Source: 2014 Healthesystems Ancillary Medical Services Survey
If you ask claims executives about their strategies for improving the claims management process, a likely response may be “workload optimization.” The goal for some is to enable claims professionals to handle a maximum case load by minimizing administrative duties so they can leverage their expertise to better manage the outcome of each case.
But the path towards “workload optimization” has many hurdles, especially when you consider what needs to be coordinated and the manual way it frequently is done.
Ancillary benefits are a prime example. For a single case, a claims professional might need to coordinate durable medical equipment, secure translation services, arrange for transportation and confirm the best physical therapy plan. Unfortunately they often don’t have the needed time, or the pertinent information, in order to make quick, yet informed, decisions about the ancillary needs of their claimants.

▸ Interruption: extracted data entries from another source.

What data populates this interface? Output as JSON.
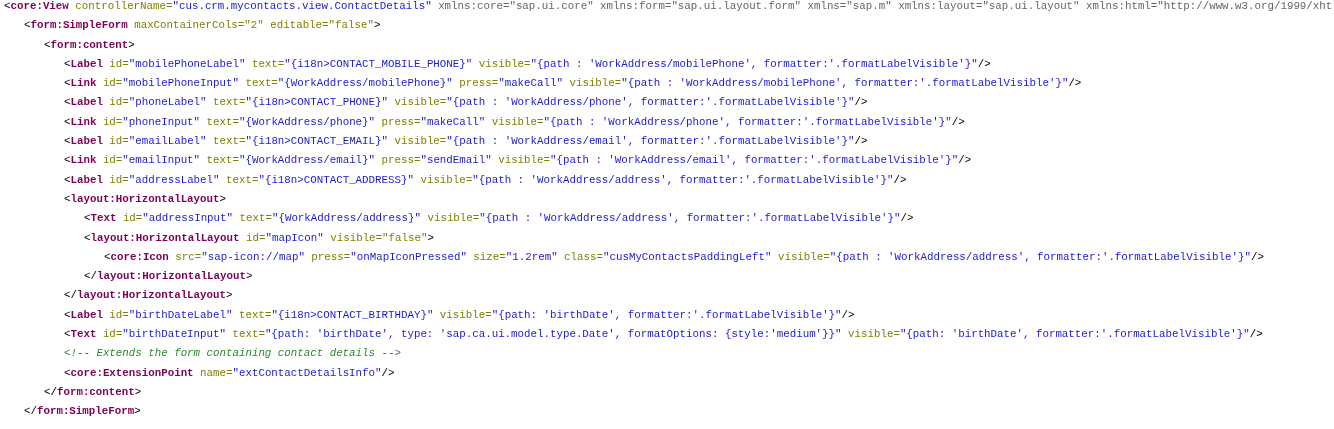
{
  "code": [
    {
      "tokens": [
        {
          "kind": "p",
          "text": "<"
        },
        {
          "kind": "tag",
          "text": "core:View"
        },
        {
          "kind": "attr",
          "text": " controllerName="
        },
        {
          "kind": "val",
          "text": "\"cus.crm.mycontacts.view.ContactDetails\""
        },
        {
          "kind": "ns",
          "text": " xmlns:core=\"sap.ui.core\" xmlns:form=\"sap.ui.layout.form\" xmlns=\"sap.m\" xmlns:layout=\"sap.ui.layout\" xmlns:html=\"http://www.w3.org/1999/xht"
        }
      ],
      "children": [
        {
          "tokens": [
            {
              "kind": "p",
              "text": "<"
            },
            {
              "kind": "tag",
              "text": "form:SimpleForm"
            },
            {
              "kind": "attr",
              "text": " maxContainerCols=\"2\" editable=\"false\""
            },
            {
              "kind": "p",
              "text": ">"
            }
          ],
          "children": [
            {
              "tokens": [
                {
                  "kind": "p",
                  "text": "<"
                },
                {
                  "kind": "tag",
                  "text": "form:content"
                },
                {
                  "kind": "p",
                  "text": ">"
                }
              ],
              "children": [
                {
                  "tokens": [
                    {
                      "kind": "p",
                      "text": "<"
                    },
                    {
                      "kind": "tag",
                      "text": "Label"
                    },
                    {
                      "kind": "attr",
                      "text": " id="
                    },
                    {
                      "kind": "val",
                      "text": "\"mobilePhoneLabel\""
                    },
                    {
                      "kind": "attr",
                      "text": " text="
                    },
                    {
                      "kind": "val",
                      "text": "\"{i18n>CONTACT_MOBILE_PHONE}\""
                    },
                    {
                      "kind": "attr",
                      "text": " visible="
                    },
                    {
                      "kind": "val",
                      "text": "\"{path : 'WorkAddress/mobilePhone', formatter:'.formatLabelVisible'}\""
                    },
                    {
                      "kind": "p",
                      "text": "/>"
                    }
                  ]
                },
                {
                  "tokens": [
                    {
                      "kind": "p",
                      "text": "<"
                    },
                    {
                      "kind": "tag",
                      "text": "Link"
                    },
                    {
                      "kind": "attr",
                      "text": " id="
                    },
                    {
                      "kind": "val",
                      "text": "\"mobilePhoneInput\""
                    },
                    {
                      "kind": "attr",
                      "text": " text="
                    },
                    {
                      "kind": "val",
                      "text": "\"{WorkAddress/mobilePhone}\""
                    },
                    {
                      "kind": "attr",
                      "text": " press="
                    },
                    {
                      "kind": "val",
                      "text": "\"makeCall\""
                    },
                    {
                      "kind": "attr",
                      "text": " visible="
                    },
                    {
                      "kind": "val",
                      "text": "\"{path : 'WorkAddress/mobilePhone', formatter:'.formatLabelVisible'}\""
                    },
                    {
                      "kind": "p",
                      "text": "/>"
                    }
                  ]
                },
                {
                  "tokens": [
                    {
                      "kind": "p",
                      "text": "<"
                    },
                    {
                      "kind": "tag",
                      "text": "Label"
                    },
                    {
                      "kind": "attr",
                      "text": " id="
                    },
                    {
                      "kind": "val",
                      "text": "\"phoneLabel\""
                    },
                    {
                      "kind": "attr",
                      "text": " text="
                    },
                    {
                      "kind": "val",
                      "text": "\"{i18n>CONTACT_PHONE}\""
                    },
                    {
                      "kind": "attr",
                      "text": " visible="
                    },
                    {
                      "kind": "val",
                      "text": "\"{path : 'WorkAddress/phone', formatter:'.formatLabelVisible'}\""
                    },
                    {
                      "kind": "p",
                      "text": "/>"
                    }
                  ]
                },
                {
                  "tokens": [
                    {
                      "kind": "p",
                      "text": "<"
                    },
                    {
                      "kind": "tag",
                      "text": "Link"
                    },
                    {
                      "kind": "attr",
                      "text": " id="
                    },
                    {
                      "kind": "val",
                      "text": "\"phoneInput\""
                    },
                    {
                      "kind": "attr",
                      "text": " text="
                    },
                    {
                      "kind": "val",
                      "text": "\"{WorkAddress/phone}\""
                    },
                    {
                      "kind": "attr",
                      "text": " press="
                    },
                    {
                      "kind": "val",
                      "text": "\"makeCall\""
                    },
                    {
                      "kind": "attr",
                      "text": " visible="
                    },
                    {
                      "kind": "val",
                      "text": "\"{path : 'WorkAddress/phone', formatter:'.formatLabelVisible'}\""
                    },
                    {
                      "kind": "p",
                      "text": "/>"
                    }
                  ]
                },
                {
                  "tokens": [
                    {
                      "kind": "p",
                      "text": "<"
                    },
                    {
                      "kind": "tag",
                      "text": "Label"
                    },
                    {
                      "kind": "attr",
                      "text": " id="
                    },
                    {
                      "kind": "val",
                      "text": "\"emailLabel\""
                    },
                    {
                      "kind": "attr",
                      "text": " text="
                    },
                    {
                      "kind": "val",
                      "text": "\"{i18n>CONTACT_EMAIL}\""
                    },
                    {
                      "kind": "attr",
                      "text": " visible="
                    },
                    {
                      "kind": "val",
                      "text": "\"{path : 'WorkAddress/email', formatter:'.formatLabelVisible'}\""
                    },
                    {
                      "kind": "p",
                      "text": "/>"
                    }
                  ]
                },
                {
                  "tokens": [
                    {
                      "kind": "p",
                      "text": "<"
                    },
                    {
                      "kind": "tag",
                      "text": "Link"
                    },
                    {
                      "kind": "attr",
                      "text": " id="
                    },
                    {
                      "kind": "val",
                      "text": "\"emailInput\""
                    },
                    {
                      "kind": "attr",
                      "text": " text="
                    },
                    {
                      "kind": "val",
                      "text": "\"{WorkAddress/email}\""
                    },
                    {
                      "kind": "attr",
                      "text": " press="
                    },
                    {
                      "kind": "val",
                      "text": "\"sendEmail\""
                    },
                    {
                      "kind": "attr",
                      "text": " visible="
                    },
                    {
                      "kind": "val",
                      "text": "\"{path : 'WorkAddress/email', formatter:'.formatLabelVisible'}\""
                    },
                    {
                      "kind": "p",
                      "text": "/>"
                    }
                  ]
                },
                {
                  "tokens": [
                    {
                      "kind": "p",
                      "text": "<"
                    },
                    {
                      "kind": "tag",
                      "text": "Label"
                    },
                    {
                      "kind": "attr",
                      "text": " id="
                    },
                    {
                      "kind": "val",
                      "text": "\"addressLabel\""
                    },
                    {
                      "kind": "attr",
                      "text": " text="
                    },
                    {
                      "kind": "val",
                      "text": "\"{i18n>CONTACT_ADDRESS}\""
                    },
                    {
                      "kind": "attr",
                      "text": " visible="
                    },
                    {
                      "kind": "val",
                      "text": "\"{path : 'WorkAddress/address', formatter:'.formatLabelVisible'}\""
                    },
                    {
                      "kind": "p",
                      "text": "/>"
                    }
                  ]
                },
                {
                  "tokens": [
                    {
                      "kind": "p",
                      "text": "<"
                    },
                    {
                      "kind": "tag",
                      "text": "layout:HorizontalLayout"
                    },
                    {
                      "kind": "p",
                      "text": ">"
                    }
                  ],
                  "children": [
                    {
                      "tokens": [
                        {
                          "kind": "p",
                          "text": "<"
                        },
                        {
                          "kind": "tag",
                          "text": "Text"
                        },
                        {
                          "kind": "attr",
                          "text": " id="
                        },
                        {
                          "kind": "val",
                          "text": "\"addressInput\""
                        },
                        {
                          "kind": "attr",
                          "text": " text="
                        },
                        {
                          "kind": "val",
                          "text": "\"{WorkAddress/address}\""
                        },
                        {
                          "kind": "attr",
                          "text": " visible="
                        },
                        {
                          "kind": "val",
                          "text": "\"{path : 'WorkAddress/address', formatter:'.formatLabelVisible'}\""
                        },
                        {
                          "kind": "p",
                          "text": "/>"
                        }
                      ]
                    },
                    {
                      "tokens": [
                        {
                          "kind": "p",
                          "text": "<"
                        },
                        {
                          "kind": "tag",
                          "text": "layout:HorizontalLayout"
                        },
                        {
                          "kind": "attr",
                          "text": " id="
                        },
                        {
                          "kind": "val",
                          "text": "\"mapIcon\""
                        },
                        {
                          "kind": "attr",
                          "text": " visible=\"false\""
                        },
                        {
                          "kind": "p",
                          "text": ">"
                        }
                      ],
                      "children": [
                        {
                          "tokens": [
                            {
                              "kind": "p",
                              "text": "<"
                            },
                            {
                              "kind": "tag",
                              "text": "core:Icon"
                            },
                            {
                              "kind": "attr",
                              "text": " src="
                            },
                            {
                              "kind": "val",
                              "text": "\"sap-icon://map\""
                            },
                            {
                              "kind": "attr",
                              "text": " press="
                            },
                            {
                              "kind": "val",
                              "text": "\"onMapIconPressed\""
                            },
                            {
                              "kind": "attr",
                              "text": " size="
                            },
                            {
                              "kind": "val",
                              "text": "\"1.2rem\""
                            },
                            {
                              "kind": "attr",
                              "text": " class="
                            },
                            {
                              "kind": "val",
                              "text": "\"cusMyContactsPaddingLeft\""
                            },
                            {
                              "kind": "attr",
                              "text": " visible="
                            },
                            {
                              "kind": "val",
                              "text": "\"{path : 'WorkAddress/address', formatter:'.formatLabelVisible'}\""
                            },
                            {
                              "kind": "p",
                              "text": "/>"
                            }
                          ]
                        }
                      ]
                    },
                    {
                      "tokens": [
                        {
                          "kind": "p",
                          "text": "</"
                        },
                        {
                          "kind": "tag",
                          "text": "layout:HorizontalLayout"
                        },
                        {
                          "kind": "p",
                          "text": ">"
                        }
                      ]
                    }
                  ]
                },
                {
                  "tokens": [
                    {
                      "kind": "p",
                      "text": "</"
                    },
                    {
                      "kind": "tag",
                      "text": "layout:HorizontalLayout"
                    },
                    {
                      "kind": "p",
                      "text": ">"
                    }
                  ]
                },
                {
                  "tokens": [
                    {
                      "kind": "p",
                      "text": "<"
                    },
                    {
                      "kind": "tag",
                      "text": "Label"
                    },
                    {
                      "kind": "attr",
                      "text": " id="
                    },
                    {
                      "kind": "val",
                      "text": "\"birthDateLabel\""
                    },
                    {
                      "kind": "attr",
                      "text": " text="
                    },
                    {
                      "kind": "val",
                      "text": "\"{i18n>CONTACT_BIRTHDAY}\""
                    },
                    {
                      "kind": "attr",
                      "text": " visible="
                    },
                    {
                      "kind": "val",
                      "text": "\"{path: 'birthDate', formatter:'.formatLabelVisible'}\""
                    },
                    {
                      "kind": "p",
                      "text": "/>"
                    }
                  ]
                },
                {
                  "tokens": [
                    {
                      "kind": "p",
                      "text": "<"
                    },
                    {
                      "kind": "tag",
                      "text": "Text"
                    },
                    {
                      "kind": "attr",
                      "text": " id="
                    },
                    {
                      "kind": "val",
                      "text": "\"birthDateInput\""
                    },
                    {
                      "kind": "attr",
                      "text": " text="
                    },
                    {
                      "kind": "val",
                      "text": "\"{path: 'birthDate', type: 'sap.ca.ui.model.type.Date', formatOptions: {style:'medium'}}\""
                    },
                    {
                      "kind": "attr",
                      "text": " visible="
                    },
                    {
                      "kind": "val",
                      "text": "\"{path: 'birthDate', formatter:'.formatLabelVisible'}\""
                    },
                    {
                      "kind": "p",
                      "text": "/>"
                    }
                  ]
                },
                {
                  "tokens": [
                    {
                      "kind": "comment",
                      "text": "<!-- Extends the form containing contact details -->"
                    }
                  ]
                },
                {
                  "tokens": [
                    {
                      "kind": "p",
                      "text": "<"
                    },
                    {
                      "kind": "tag",
                      "text": "core:ExtensionPoint"
                    },
                    {
                      "kind": "attr",
                      "text": " name="
                    },
                    {
                      "kind": "val",
                      "text": "\"extContactDetailsInfo\""
                    },
                    {
                      "kind": "p",
                      "text": "/>"
                    }
                  ]
                }
              ]
            },
            {
              "tokens": [
                {
                  "kind": "p",
                  "text": "</"
                },
                {
                  "kind": "tag",
                  "text": "form:content"
                },
                {
                  "kind": "p",
                  "text": ">"
                }
              ]
            }
          ]
        },
        {
          "tokens": [
            {
              "kind": "p",
              "text": "</"
            },
            {
              "kind": "tag",
              "text": "form:SimpleForm"
            },
            {
              "kind": "p",
              "text": ">"
            }
          ]
        }
      ]
    }
  ]
}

In addition there is the complexity of managing multiple vendor relationships, juggling various contacts, and accessing multiple platforms and/or making endless phone calls.
“We’ve been called the ‘industry integrator’ by some people, and that’s accurate. We are delivering a proven platform connecting payers with providers and vendors on the ancillary medical benefit front. It’s never been done before.”
– Clifford James, Vice President of Strategic Development, Healthesystems
Modernizing the process
To the benefit of both payers and vendors, Healthesystems offers Ancillary Benefits Management (ABM).
The breakthrough ABM solution consists of three foundational components — a technological platform, proprietary medical coding system and a comprehensive benefits management methodology.
The technological platform integrates payers and vendors with a standardized architecture and processes. Business rules and edits can be easily managed and applied across all contracted vendors. All processes – from referral to billing and payment – are managed on a single platform, empowering the payer with a centralized tool for managing the quality of all ancillary providers.
But when it comes to ancillary products, the critical and unique challenge Healthesystems had to solve is the antiquated coding system. This was completed by developing a highly granular, product-specific coding system including detailed descriptions and units of measure for all products and services. This coding provides payers with the clearest understanding of all products and services delivered including pricing and all the necessary utilization metrics.
“We bring the highest level of transparency and visibility into all ancillary products and services,” James said, adding that the ABM platform uses an extensive preferred product coding system 15 times more detailed than any other existing system or program.
This combination of sophisticated technology, proprietary coding system and benefit management methodology revolutionizes the ancillary category. Some of the benefits include:
- Crystal-clear transparency
- A more detailed and comprehensive view into ancillary products and services
- An automated process that eliminates billing discrepancies or resubmittals
- Integrated and consistent processes
- Strategic program management
Taken together, the system leapfrogs over the existing hurdles while creating entirely new opportunities. It’s a win for vendors and payers, and ultimately for patients, who receive the optimal product or service.
“We’ve been called the ‘industry integrator’ by some people, and that’s accurate,” James said. “We are delivering a proven platform connecting payers with providers and vendors on the ancillary medical benefit front. It’s never been done before.”